Pursuant to the terms of the Collaboration and License Agreement, the Company will receive an upfront payment of $12.0 million and will be eligible to receive up to an aggregate of approximately $345.0 million in success-based research, development and commercial milestone payments, beginning with two preclinical development milestones, as well as royalty payments on net sales. The royalty payments will be subject to reduction due to patent expiration, payments made under certain licenses for third-party intellectual property and generic competition. During the Research Term, BI will also make research support payments to the Company.

The Collaboration and License Agreement will continue, on a product-by-product and country-by-country basis, until the expiration of the applicable royalty term, unless earlier terminated. BI has the right to terminate the Collaboration and License Agreement for any reason after a specified notice period.
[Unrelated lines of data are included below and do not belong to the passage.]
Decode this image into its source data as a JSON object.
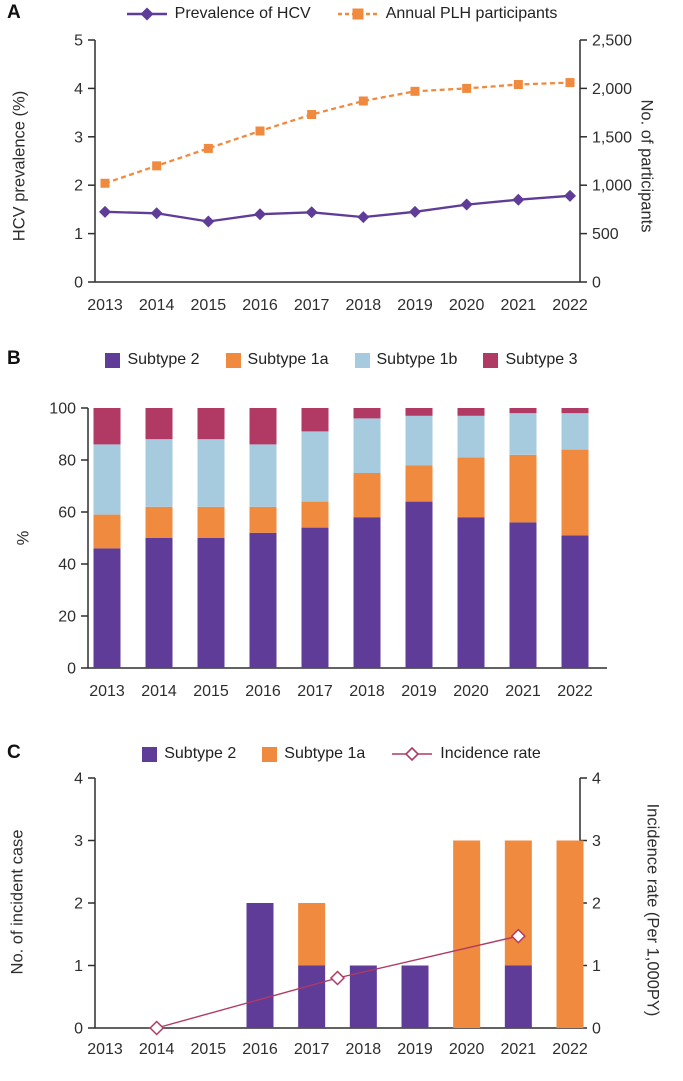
{
  "colors": {
    "purple": "#5f3c97",
    "orange": "#ef8a3e",
    "lightblue": "#a6cbdf",
    "maroon": "#b03a64",
    "axis": "#2e2e2e",
    "text": "#2e2e2e",
    "background": "#ffffff",
    "marker_fill_open": "#ffffff"
  },
  "panels": [
    {
      "label": "A"
    },
    {
      "label": "B"
    },
    {
      "label": "C"
    }
  ],
  "chart_data": [
    {
      "panel": "A",
      "type": "line",
      "x": [
        "2013",
        "2014",
        "2015",
        "2016",
        "2017",
        "2018",
        "2019",
        "2020",
        "2021",
        "2022"
      ],
      "left_axis": {
        "label": "HCV prevalence (%)",
        "min": 0,
        "max": 5,
        "ticks": [
          0,
          1,
          2,
          3,
          4,
          5
        ]
      },
      "right_axis": {
        "label": "No. of participants",
        "min": 0,
        "max": 2500,
        "ticks": [
          0,
          500,
          1000,
          1500,
          2000,
          2500
        ]
      },
      "grid": false,
      "legend_position": "top",
      "series": [
        {
          "name": "Prevalence of HCV",
          "axis": "left",
          "color": "purple",
          "marker": "diamond",
          "line": "solid",
          "values": [
            1.45,
            1.42,
            1.25,
            1.4,
            1.44,
            1.34,
            1.45,
            1.6,
            1.7,
            1.78
          ]
        },
        {
          "name": "Annual PLH participants",
          "axis": "right",
          "color": "orange",
          "marker": "square",
          "line": "dashed",
          "values": [
            1020,
            1200,
            1380,
            1560,
            1730,
            1870,
            1970,
            2000,
            2040,
            2060
          ]
        }
      ]
    },
    {
      "panel": "B",
      "type": "bar",
      "stacked": true,
      "x": [
        "2013",
        "2014",
        "2015",
        "2016",
        "2017",
        "2018",
        "2019",
        "2020",
        "2021",
        "2022"
      ],
      "left_axis": {
        "label": "%",
        "min": 0,
        "max": 100,
        "ticks": [
          0,
          20,
          40,
          60,
          80,
          100
        ]
      },
      "grid": false,
      "legend_position": "top",
      "series": [
        {
          "name": "Subtype 2",
          "color": "purple",
          "values": [
            46,
            50,
            50,
            52,
            54,
            58,
            64,
            58,
            56,
            51
          ]
        },
        {
          "name": "Subtype 1a",
          "color": "orange",
          "values": [
            13,
            12,
            12,
            10,
            10,
            17,
            14,
            23,
            26,
            33
          ]
        },
        {
          "name": "Subtype 1b",
          "color": "lightblue",
          "values": [
            27,
            26,
            26,
            24,
            27,
            21,
            19,
            16,
            16,
            14
          ]
        },
        {
          "name": "Subtype 3",
          "color": "maroon",
          "values": [
            14,
            12,
            12,
            14,
            9,
            4,
            3,
            3,
            2,
            2
          ]
        }
      ]
    },
    {
      "panel": "C",
      "type": "bar+line",
      "stacked": true,
      "x": [
        "2013",
        "2014",
        "2015",
        "2016",
        "2017",
        "2018",
        "2019",
        "2020",
        "2021",
        "2022"
      ],
      "left_axis": {
        "label": "No. of incident case",
        "min": 0,
        "max": 4,
        "ticks": [
          0,
          1,
          2,
          3,
          4
        ]
      },
      "right_axis": {
        "label": "Incidence rate (Per 1,000PY)",
        "min": 0,
        "max": 4,
        "ticks": [
          0,
          1,
          2,
          3,
          4
        ]
      },
      "grid": false,
      "legend_position": "top",
      "series": [
        {
          "name": "Subtype 2",
          "color": "purple",
          "values": [
            0,
            0,
            0,
            2,
            1,
            1,
            1,
            0,
            1,
            0
          ]
        },
        {
          "name": "Subtype 1a",
          "color": "orange",
          "values": [
            0,
            0,
            0,
            0,
            1,
            0,
            0,
            3,
            2,
            3
          ]
        }
      ],
      "line": {
        "name": "Incidence rate",
        "color": "maroon",
        "marker": "open-diamond",
        "axis": "right",
        "points": [
          {
            "year": 2014,
            "value": 0
          },
          {
            "year": 2017.5,
            "value": 0.8
          },
          {
            "year": 2021,
            "value": 1.47
          }
        ]
      }
    }
  ]
}
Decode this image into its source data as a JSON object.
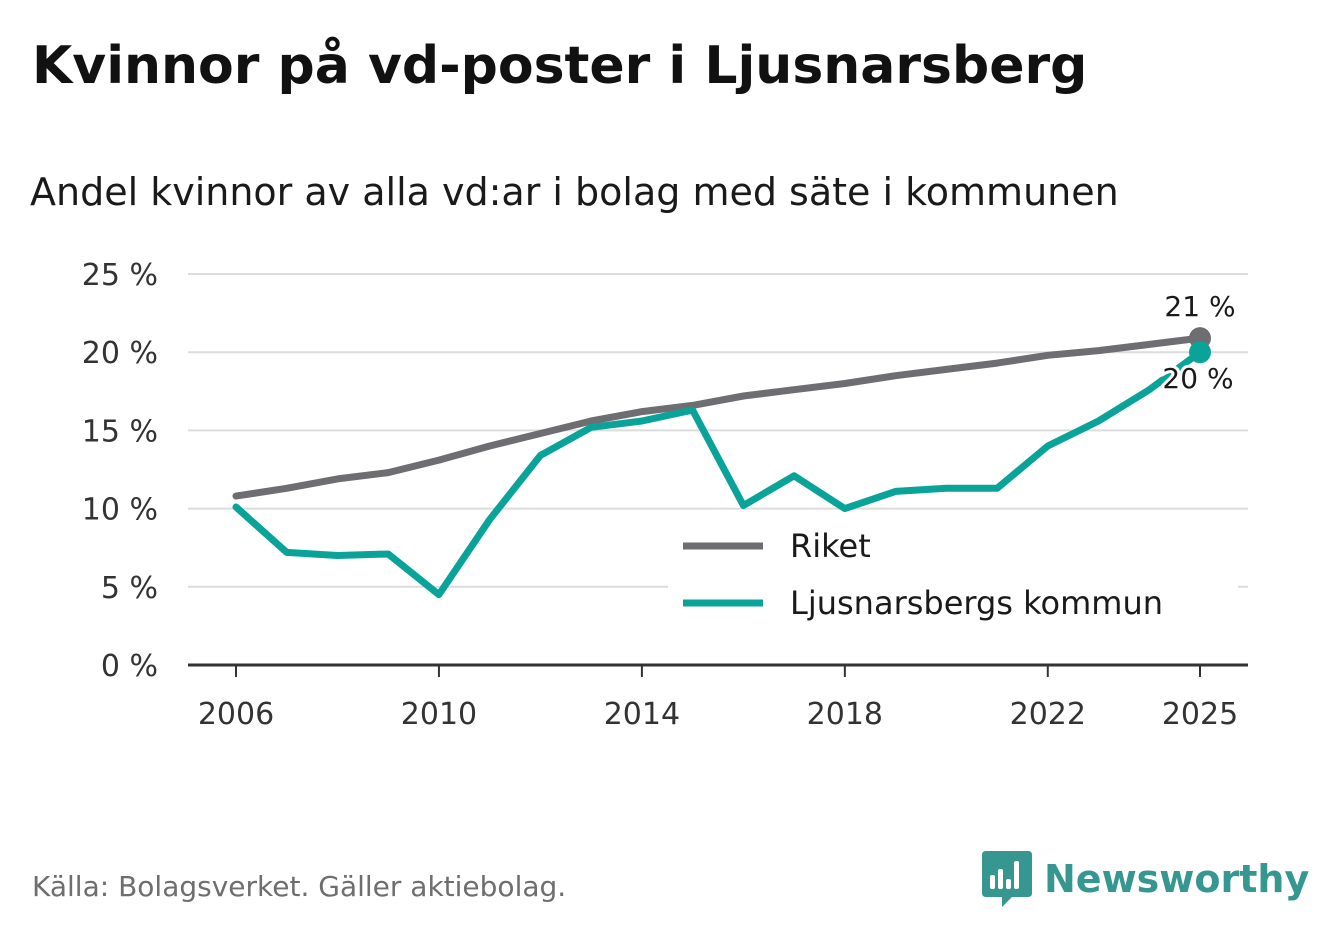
{
  "header": {
    "title": "Kvinnor på vd-poster i Ljusnarsberg",
    "subtitle": "Andel kvinnor av alla vd:ar i bolag med säte i kommunen"
  },
  "footer": {
    "source": "Källa: Bolagsverket. Gäller aktiebolag.",
    "brand": "Newsworthy"
  },
  "colors": {
    "riket": "#6e6d72",
    "kommun": "#0aa39a",
    "grid": "#dcdcdc",
    "axis": "#333333",
    "brand": "#35978f"
  },
  "chart_data": {
    "type": "line",
    "title": "Kvinnor på vd-poster i Ljusnarsberg",
    "subtitle": "Andel kvinnor av alla vd:ar i bolag med säte i kommunen",
    "x": [
      2006,
      2007,
      2008,
      2009,
      2010,
      2011,
      2012,
      2013,
      2014,
      2015,
      2016,
      2017,
      2018,
      2019,
      2020,
      2021,
      2022,
      2023,
      2024,
      2025
    ],
    "series": [
      {
        "name": "Riket",
        "values": [
          10.8,
          11.3,
          11.9,
          12.3,
          13.1,
          14.0,
          14.8,
          15.6,
          16.2,
          16.6,
          17.2,
          17.6,
          18.0,
          18.5,
          18.9,
          19.3,
          19.8,
          20.1,
          20.5,
          20.9
        ],
        "end_label": "21 %"
      },
      {
        "name": "Ljusnarsbergs kommun",
        "values": [
          10.1,
          7.2,
          7.0,
          7.1,
          4.5,
          9.3,
          13.4,
          15.2,
          15.6,
          16.3,
          10.2,
          12.1,
          10.0,
          11.1,
          11.3,
          11.3,
          14.0,
          15.6,
          17.6,
          20.0
        ],
        "end_label": "20 %"
      }
    ],
    "x_ticks": [
      2006,
      2010,
      2014,
      2018,
      2022,
      2025
    ],
    "x_tick_labels": [
      "2006",
      "2010",
      "2014",
      "2018",
      "2022",
      "2025"
    ],
    "y_ticks": [
      0,
      5,
      10,
      15,
      20,
      25
    ],
    "y_tick_labels": [
      "0 %",
      "5 %",
      "10 %",
      "15 %",
      "20 %",
      "25 %"
    ],
    "ylim": [
      0,
      25
    ],
    "xlim": [
      2006,
      2025
    ],
    "grid": true,
    "legend_position": "bottom-right"
  }
}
Each party has the right to terminate the Collaboration and License Agreement on account of the other party’s bankruptcy or material, uncured breach.

The foregoing description of the Collaboration and License Agreement and the transactions contemplated thereby does not purport to be complete and is subject to, and qualified in its entirety by reference to, the complete text of the Collaboration and License Agreement, which will be filed with the U.S. Securities and Exchange Commission as an exhibit to the Company’s Quarterly Report on Form 10-Q for the quarter ended March 31, 2025.
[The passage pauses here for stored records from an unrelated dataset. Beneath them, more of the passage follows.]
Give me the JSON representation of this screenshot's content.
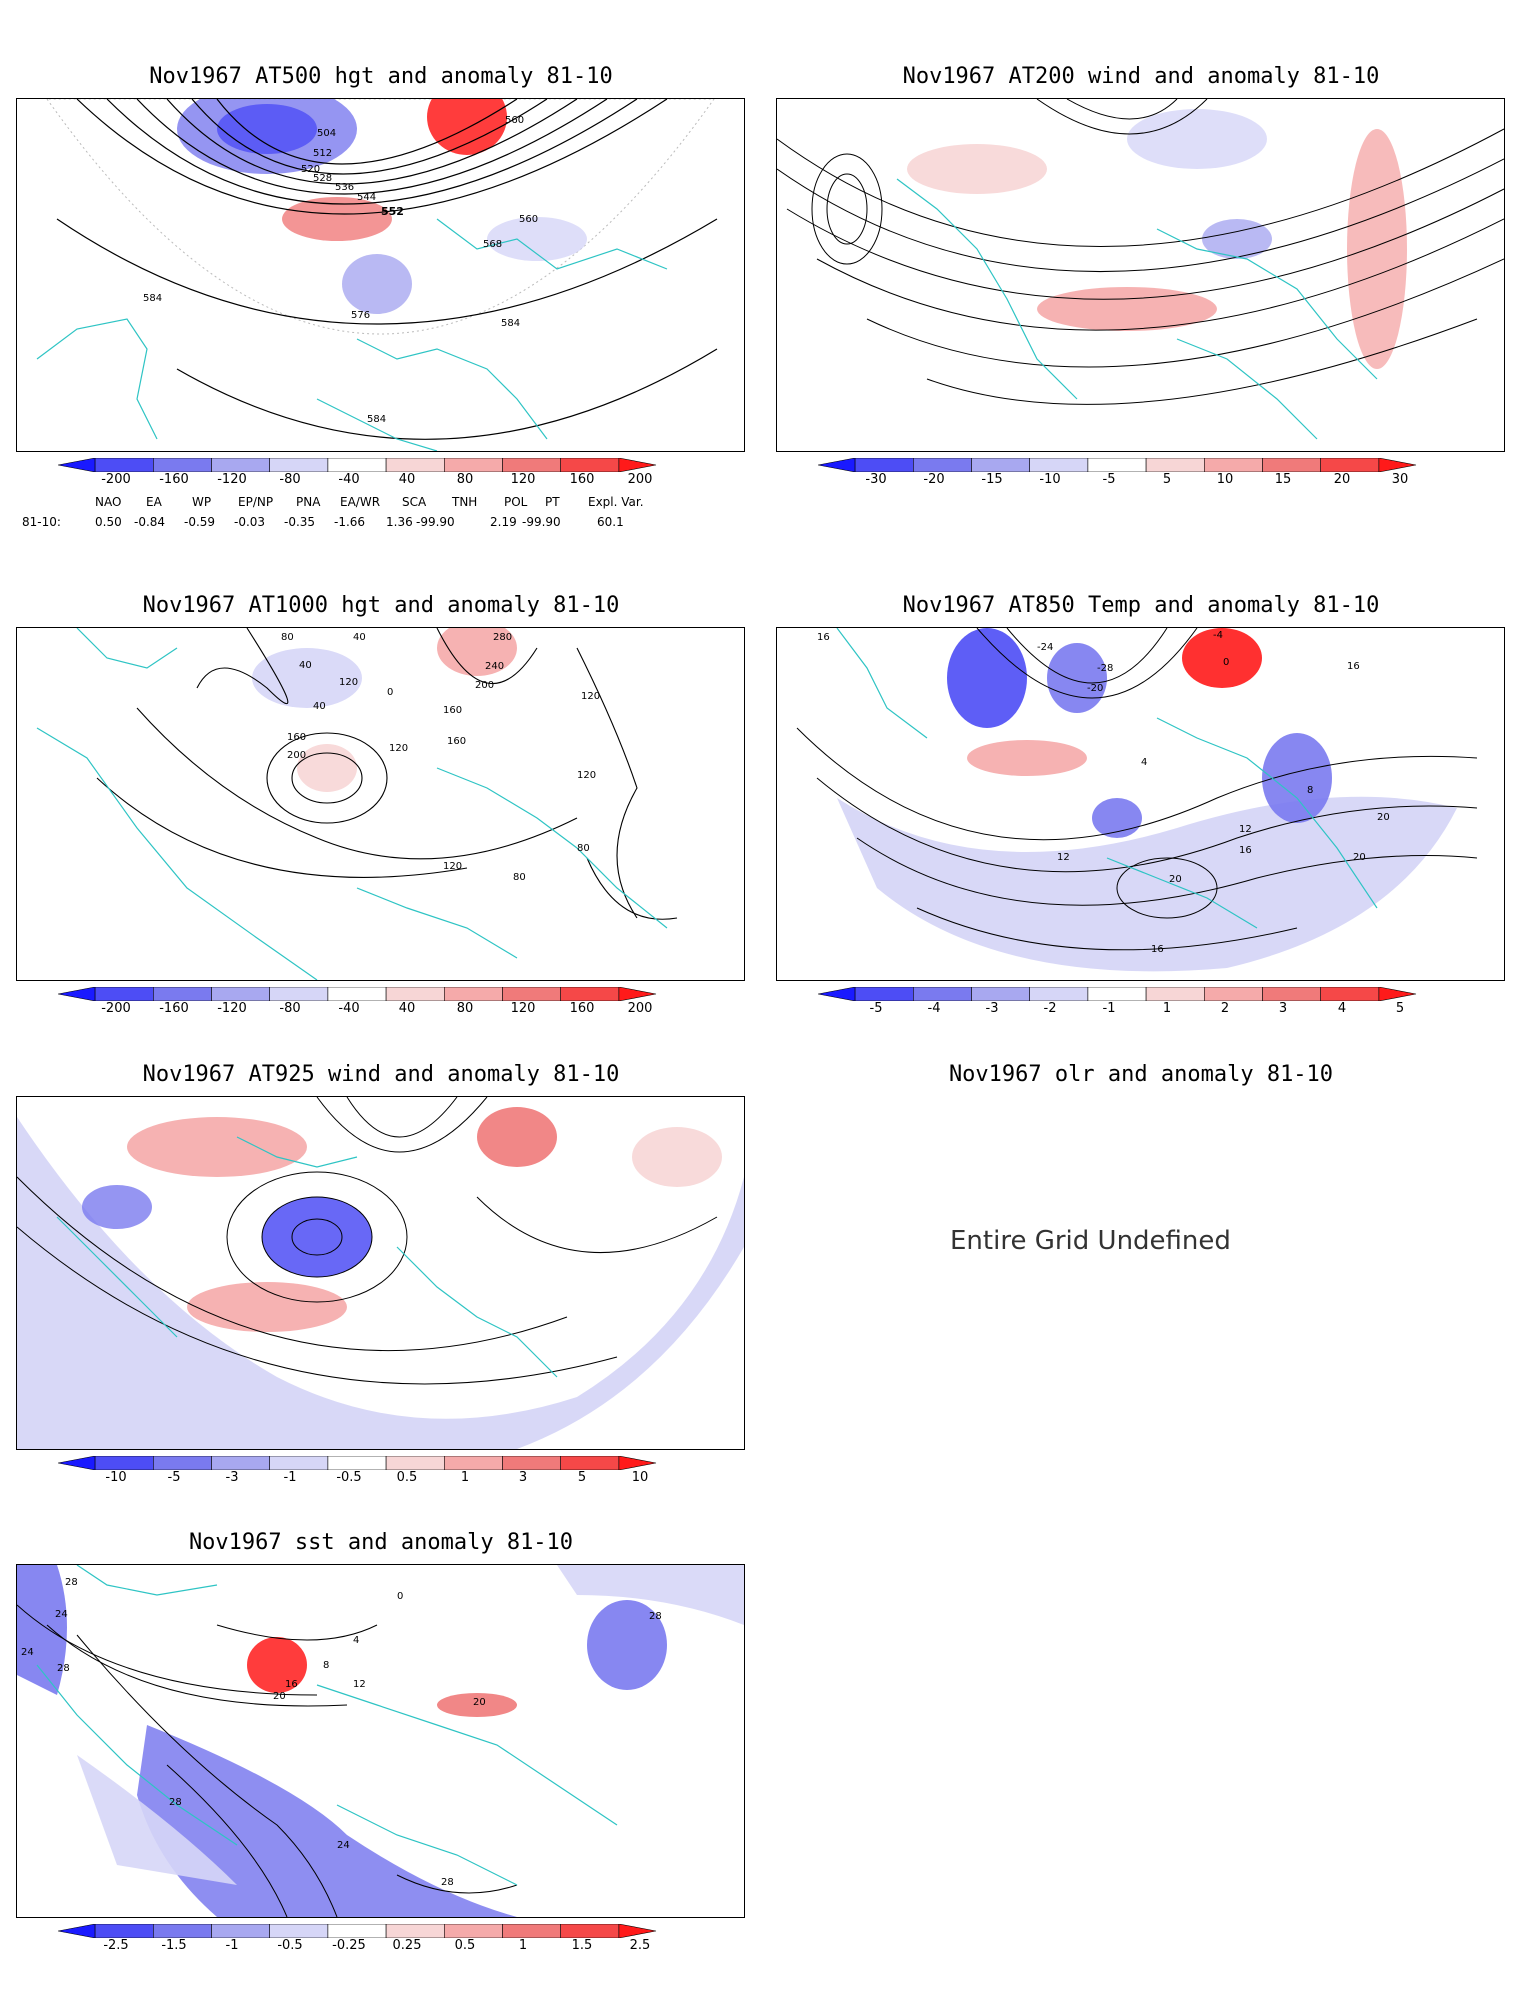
{
  "panels": [
    {
      "title": "Nov1967 AT500 hgt and anomaly 81-10",
      "colorbar": [
        "-200",
        "-160",
        "-120",
        "-80",
        "-40",
        "40",
        "80",
        "120",
        "160",
        "200"
      ],
      "contour_labels": [
        "504",
        "512",
        "520",
        "528",
        "536",
        "544",
        "552",
        "560",
        "568",
        "576",
        "584",
        "584",
        "584",
        "560"
      ]
    },
    {
      "title": "Nov1967 AT200 wind and anomaly 81-10",
      "colorbar": [
        "-30",
        "-20",
        "-15",
        "-10",
        "-5",
        "5",
        "10",
        "15",
        "20",
        "30"
      ]
    },
    {
      "title": "Nov1967 AT1000 hgt and anomaly 81-10",
      "colorbar": [
        "-200",
        "-160",
        "-120",
        "-80",
        "-40",
        "40",
        "80",
        "120",
        "160",
        "200"
      ],
      "contour_labels": [
        "80",
        "40",
        "40",
        "120",
        "40",
        "0",
        "280",
        "240",
        "200",
        "160",
        "160",
        "120",
        "120",
        "80",
        "80",
        "200",
        "160",
        "120",
        "120"
      ]
    },
    {
      "title": "Nov1967 AT850 Temp and anomaly 81-10",
      "colorbar": [
        "-5",
        "-4",
        "-3",
        "-2",
        "-1",
        "1",
        "2",
        "3",
        "4",
        "5"
      ],
      "contour_labels": [
        "16",
        "-24",
        "-28",
        "-20",
        "-4",
        "0",
        "16",
        "8",
        "4",
        "12",
        "12",
        "16",
        "20",
        "20",
        "20",
        "16"
      ]
    },
    {
      "title": "Nov1967 AT925 wind and anomaly 81-10",
      "colorbar": [
        "-10",
        "-5",
        "-3",
        "-1",
        "-0.5",
        "0.5",
        "1",
        "3",
        "5",
        "10"
      ]
    },
    {
      "title": "Nov1967 olr and anomaly 81-10",
      "message": "Entire Grid Undefined"
    },
    {
      "title": "Nov1967 sst and anomaly 81-10",
      "colorbar": [
        "-2.5",
        "-1.5",
        "-1",
        "-0.5",
        "-0.25",
        "0.25",
        "0.5",
        "1",
        "1.5",
        "2.5"
      ],
      "contour_labels": [
        "28",
        "24",
        "24",
        "28",
        "16",
        "20",
        "12",
        "8",
        "4",
        "0",
        "20",
        "28",
        "24",
        "28",
        "28"
      ]
    }
  ],
  "indices": {
    "headers": [
      "NAO",
      "EA",
      "WP",
      "EP/NP",
      "PNA",
      "EA/WR",
      "SCA",
      "TNH",
      "POL",
      "PT",
      "Expl. Var."
    ],
    "row_label": "81-10:",
    "values": [
      "0.50",
      "-0.84",
      "-0.59",
      "-0.03",
      "-0.35",
      "-1.66",
      "1.36",
      "-99.90",
      "2.19",
      "-99.90",
      "60.1"
    ]
  },
  "colors": {
    "coast": "#2ec4c4",
    "contour": "#000000",
    "blue_scale": [
      "#1a1aff",
      "#4d4df5",
      "#7a7aef",
      "#a8a8f0",
      "#d6d6f7"
    ],
    "red_scale": [
      "#f7d6d6",
      "#f5aaaa",
      "#f07a7a",
      "#f54848",
      "#ff1a1a"
    ]
  }
}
Amendment to Einstein License Agreement

On April 10, 2025, the Company entered into an amendment (the "Amendment") to its Amended and Restated License Agreement, dated July 31, 2017, with Albert Einstein College of Medicine ("Einstein"), as amended by the First Amendment to the Amended and Restated License Agreement with Einstein, dated October 30, 2018, and the Second Amendment to the Amended and Restated License Agreement with Einstein, dated January 13, 2024 (as so amended, the "Einstein License"). Pursuant to the Amendment, Einstein consented to the Company’s entry into the Collaboration and License Agreement and granted the Company the right to sublicense to BI. In addition, Einstein and the Company agreed to amend specified upstream payment obligations that may be owed to Einstein by the Company, solely in connection with the sublicense to BI.

The foregoing description of the Amendment does not purport to be complete and is subject to, and qualified in its entirety by reference to, the complete text of the Amendment, which will be filed with the U.S. Securities and Exchange Commission as an exhibit to the Company’s Quarterly Report on Form 10-Q for the quarter ended March 31, 2025.